Data (computer science)
Data (/ˈdeɪtə/ DAY-tə, or /ˈdɑːtə/ DAH-tə;[1] treated as singular, plural, or as a mass noun) is any sequence of one (1) or more symbols given meaning by specific act(s) of interpretation.
Data (or datum - a single unit of data) is not information. Data requires interpretation to become information. To translate data to information, there must be several known factors considered. The factors involved are determined by the creator of the data and the desired information. The term metadata is used to reference the data about the data. Metadata may be implied, specified or given. Data relating to physical events or processes will also have a temporal component. In almost all cases this temporal component is implied. This is the case when a device such as a temperature logger received data from a temperature sensor. When the temperature is received it is assumed that the data has a temporal references of "now". So the device records the date, time and temperature together. When the data logger communicates temperatures, it must also report the date and time (metadata) for each temperature.
Digital data is data that is represented using the binary number system of ones (1) and zeros (0). As opposed to analog representation. In modern (post 1960) computer systems, all data is digital. Data within a computer, in most cases, moves as parallel data. Data moving to or from a computer, in most cases, moves as serial data. See Parallel communication and Serial communication.
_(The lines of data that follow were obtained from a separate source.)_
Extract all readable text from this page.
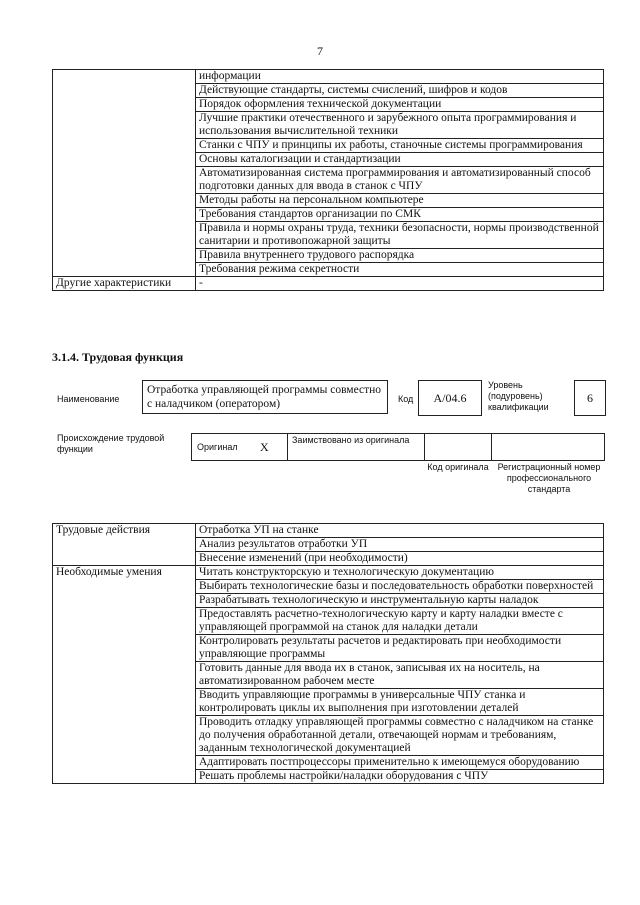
7
	информации
	Действующие стандарты, системы счислений, шифров и кодов
	Порядок оформления технической документации
	Лучшие практики отечественного и зарубежного опыта программирования и использования вычислительной техники
	Станки с ЧПУ и принципы их работы, станочные системы программирования
	Основы каталогизации и стандартизации
	Автоматизированная система программирования и автоматизированный способ подготовки данных для ввода в станок с ЧПУ
	Методы работы на персональном компьютере
	Требования стандартов организации по СМК
	Правила и нормы охраны труда, техники безопасности, нормы производственной санитарии и противопожарной защиты
	Правила внутреннего трудового распорядка
	Требования режима секретности
Другие характеристики	-
3.1.4. Трудовая функция
Наименование
Отработка управляющей программы совместно с наладчиком (оператором)	Код	А/04.6
Уровень (подуровень) квалификации
6
Происхождение трудовой функции	Оригинал X	Заимствовано из оригинала
Код оригинала Регистрационный номер профессионального стандарта
Трудовые действия	Отработка УП на станке
	Анализ результатов отработки УП
	Внесение изменений (при необходимости)
Необходимые умения	Читать конструкторскую и технологическую документацию
	Выбирать технологические базы и последовательность обработки поверхностей
	Разрабатывать технологическую и инструментальную карты наладок
	Предоставлять расчетно-технологическую карту и карту наладки вместе с управляющей программой на станок для наладки детали
	Контролировать результаты расчетов и редактировать при необходимости управляющие программы
	Готовить данные для ввода их в станок, записывая их на носитель, на автоматизированном рабочем месте
	Вводить управляющие программы в универсальные ЧПУ станка и контролировать циклы их выполнения при изготовлении деталей
	Проводить отладку управляющей программы совместно с наладчиком на станке до получения обработанной детали, отвечающей нормам и требованиям, заданным технологической документацией
	Адаптировать постпроцессоры применительно к имеющемуся оборудованию
	Решать проблемы настройки/наладки оборудования с ЧПУ
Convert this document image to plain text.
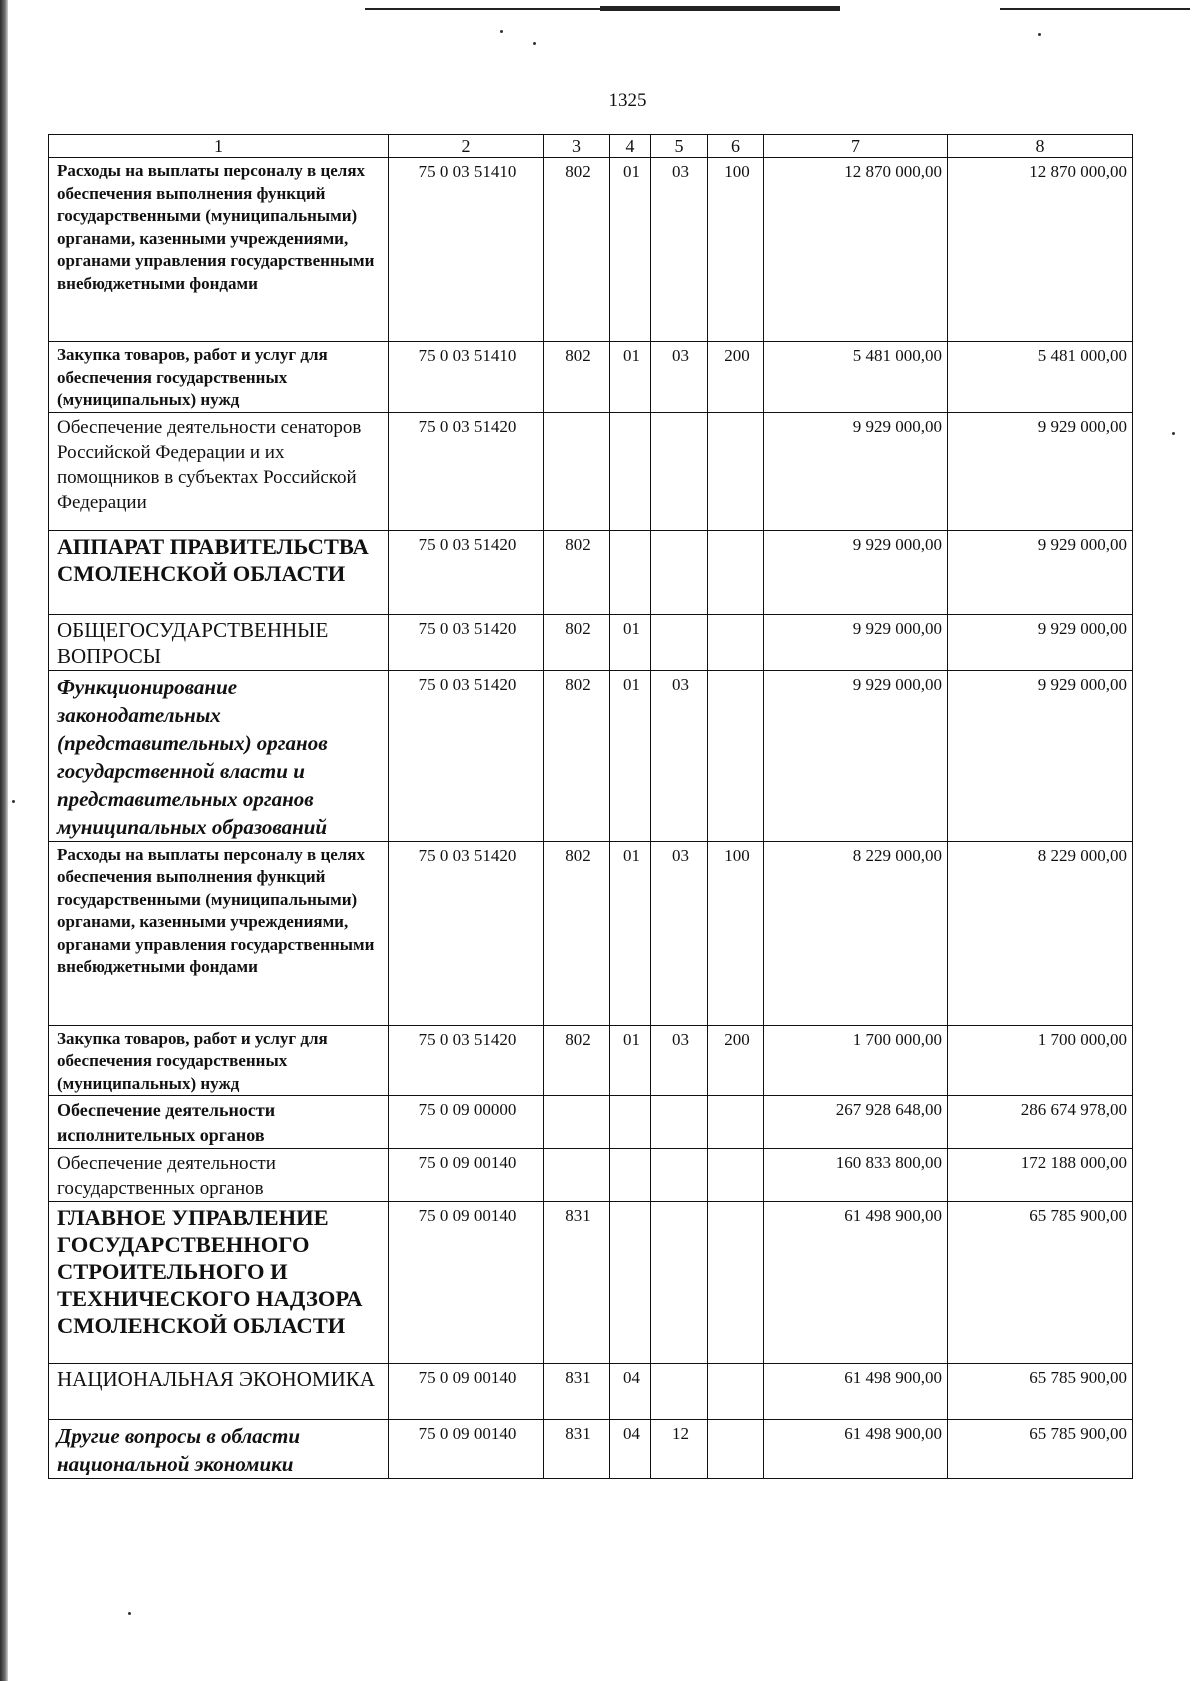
1325
1	2	3	4	5	6	7	8
Расходы на выплаты персоналу в целях обеспечения выполнения функций государственными (муниципальными) органами, казенными учреждениями, органами управления государственными внебюджетными фондами	75 0 03 51410	802	01	03	100	12 870 000,00	12 870 000,00
Закупка товаров, работ и услуг для обеспечения государственных (муниципальных) нужд	75 0 03 51410	802	01	03	200	5 481 000,00	5 481 000,00
Обеспечение деятельности сенаторов Российской Федерации и их помощников в субъектах Российской Федерации	75 0 03 51420					9 929 000,00	9 929 000,00
АППАРАТ ПРАВИТЕЛЬСТВА СМОЛЕНСКОЙ ОБЛАСТИ	75 0 03 51420	802				9 929 000,00	9 929 000,00
ОБЩЕГОСУДАРСТВЕННЫЕ ВОПРОСЫ	75 0 03 51420	802	01			9 929 000,00	9 929 000,00
Функционирование законодательных (представительных) органов государственной власти и представительных органов муниципальных образований	75 0 03 51420	802	01	03		9 929 000,00	9 929 000,00
Расходы на выплаты персоналу в целях обеспечения выполнения функций государственными (муниципальными) органами, казенными учреждениями, органами управления государственными внебюджетными фондами	75 0 03 51420	802	01	03	100	8 229 000,00	8 229 000,00
Закупка товаров, работ и услуг для обеспечения государственных (муниципальных) нужд	75 0 03 51420	802	01	03	200	1 700 000,00	1 700 000,00
Обеспечение деятельности исполнительных органов	75 0 09 00000					267 928 648,00	286 674 978,00
Обеспечение деятельности государственных органов	75 0 09 00140					160 833 800,00	172 188 000,00
ГЛАВНОЕ УПРАВЛЕНИЕ ГОСУДАРСТВЕННОГО СТРОИТЕЛЬНОГО И ТЕХНИЧЕСКОГО НАДЗОРА СМОЛЕНСКОЙ ОБЛАСТИ	75 0 09 00140	831				61 498 900,00	65 785 900,00
НАЦИОНАЛЬНАЯ ЭКОНОМИКА	75 0 09 00140	831	04			61 498 900,00	65 785 900,00
Другие вопросы в области национальной экономики	75 0 09 00140	831	04	12		61 498 900,00	65 785 900,00
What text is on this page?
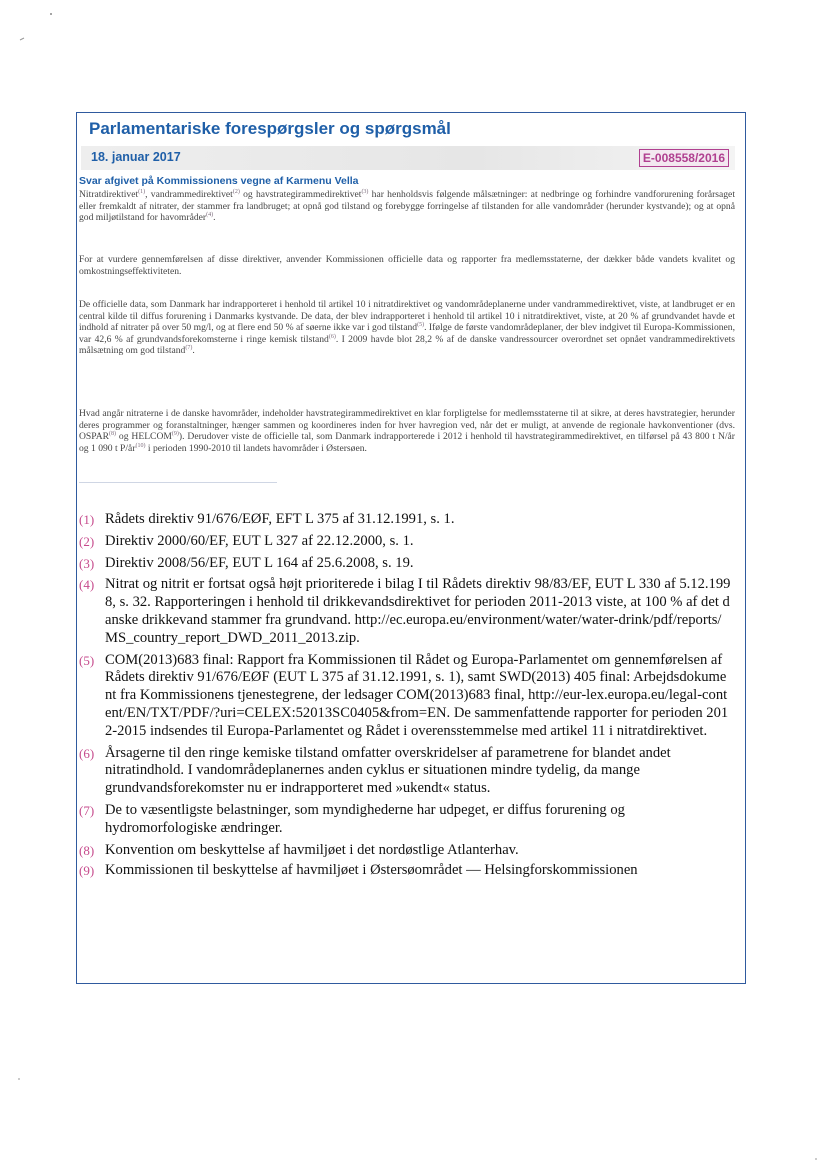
Parlamentariske forespørgsler og spørgsmål
18. januar 2017	E-008558/2016
Svar afgivet på Kommissionens vegne af Karmenu Vella
Nitratdirektivet$^{(1)}$, vandrammedirektivet$^{(2)}$ og havstrategirammedirektivet$^{(3)}$ har henholdsvis følgende målsætninger: at nedbringe og forhindre vandforurening forårsaget eller fremkaldt af nitrater, der stammer fra landbruget; at opnå god tilstand og forebygge forringelse af tilstanden for alle vandområder (herunder kystvande); og at opnå god miljøtilstand for havområder$^{(4)}$.
For at vurdere gennemførelsen af disse direktiver, anvender Kommissionen officielle data og rapporter fra medlemsstaterne, der dækker både vandets kvalitet og omkostningseffektiviteten.
De officielle data, som Danmark har indrapporteret i henhold til artikel 10 i nitratdirektivet og vandområdeplanerne under vandrammedirektivet, viste, at landbruget er en central kilde til diffus forurening i Danmarks kystvande. De data, der blev indrapporteret i henhold til artikel 10 i nitratdirektivet, viste, at 20 % af grundvandet havde et indhold af nitrater på over 50 mg/l, og at flere end 50 % af søerne ikke var i god tilstand$^{(5)}$. Ifølge de første vandområdeplaner, der blev indgivet til Europa-Kommissionen, var 42,6 % af grundvandsforekomsterne i ringe kemisk tilstand$^{(6)}$. I 2009 havde blot 28,2 % af de danske vandressourcer overordnet set opnået vandrammedirektivets målsætning om god tilstand$^{(7)}$.
Hvad angår nitraterne i de danske havområder, indeholder havstrategirammedirektivet en klar forpligtelse for medlemsstaterne til at sikre, at deres havstrategier, herunder deres programmer og foranstaltninger, hænger sammen og koordineres inden for hver havregion ved, når det er muligt, at anvende de regionale havkonventioner (dvs. OSPAR$^{(8)}$ og HELCOM$^{(9)}$). Derudover viste de officielle tal, som Danmark indrapporterede i 2012 i henhold til havstrategirammedirektivet, en tilførsel på 43 800 t N/år og 1 090 t $P/år^{(10)}$ i perioden 1990-2010 til landets havområder i Østersøen.
(1) Rådets direktiv 91/676/EØF, EFT L 375 af 31.12.1991, s. 1.
(2) Direktiv 2000/60/EF, EUT L 327 af 22.12.2000, s. 1.
(3) Direktiv 2008/56/EF, EUT L 164 af 25.6.2008, s. 19.
(4) Nitrat og nitrit er fortsat også højt prioriterede i bilag I til Rådets direktiv 98/83/EF, EUT L 330 af 5.12.1998, s. 32. Rapporteringen i henhold til drikkevandsdirektivet for perioden 2011-2013 viste, at 100 % af det danske drikkevand stammer fra grundvand. http://ec.europa.eu/environment/water/water-drink/pdf/reports/MS_country_report_DWD_2011_2013.zip.
(5) COM(2013)683 final: Rapport fra Kommissionen til Rådet og Europa-Parlamentet om gennemførelsen af Rådets direktiv 91/676/EØF (EUT L 375 af 31.12.1991, s. 1), samt SWD(2013) 405 final: Arbejdsdokument fra Kommissionens tjenestegrene, der ledsager COM(2013)683 final, http://eur-lex.europa.eu/legal-content/EN/TXT/PDF/?uri=CELEX:52013SC0405&from=EN. De sammenfattende rapporter for perioden 2012-2015 indsendes til Europa-Parlamentet og Rådet i overensstemmelse med artikel 11 i nitratdirektivet.
(6) Årsagerne til den ringe kemiske tilstand omfatter overskridelser af parametrene for blandet andet nitratindhold. I vandområdeplanernes anden cyklus er situationen mindre tydelig, da mange grundvandsforekomster nu er indrapporteret med »ukendt« status.
(7) De to væsentligste belastninger, som myndighederne har udpeget, er diffus forurening og hydromorfologiske ændringer.
(8) Konvention om beskyttelse af havmiljøet i det nordøstlige Atlanterhav.
(9) Kommissionen til beskyttelse af havmiljøet i Østersøområdet — Helsingforskommissionen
Data sourced from an analog device, such as a temperature sensor, must pass through an "analog to digital converter" or "ADC" (see Analog-to-digital converter) to convert the analog data to digital data.
Data representing quantities, characters, or symbols on which operations are performed by a computer, stored and recorded on magnetic, optical, or mechanical recording media, and transmitted in the form of digital electrical signals.[2]
A program is a set of data that consists of a series of coded software instructions to control the operation of a computer or other machine.[3] Physical computer memory elements consist of an address and a byte/word of data storage. Digital data are often stored in relational databases, like tables or SQL databases, and can generally be represented as abstract key/value pairs.
Data can be organized in many different types of data structures, including arrays, graphs, and objects. Data structures can store data of many different types, including numbers, strings and even other data structures. Data pass in and out of computers via peripheral devices.
In an alternate usage, binary files (which are not human-readable) are sometimes called "data" as distinguished from human-readable "text".[4] The total amount of digital data in 2007 was estimated to be 281 billion gigabytes (= 281 exabytes).[5][6]
Characteristics
At its most essential, a single datum is a value stored at a specific location.
Fundamentally, computers follow a sequence of instructions they are given in the form of data. A set of instructions to perform a given task (or tasks) is called a "program". In the nominal case, the program, as executed by the computer, will consist of binary machine code. The elements of storage manipulated by the program, but not actually executed by the CPU, are also data. The Marvellous twist is that program instructions; and data that the program manipulates, are both stored in exactly the same way. Therefore, it is possible for computer programs to operate on other computer programs, by manipulating their programmatic data.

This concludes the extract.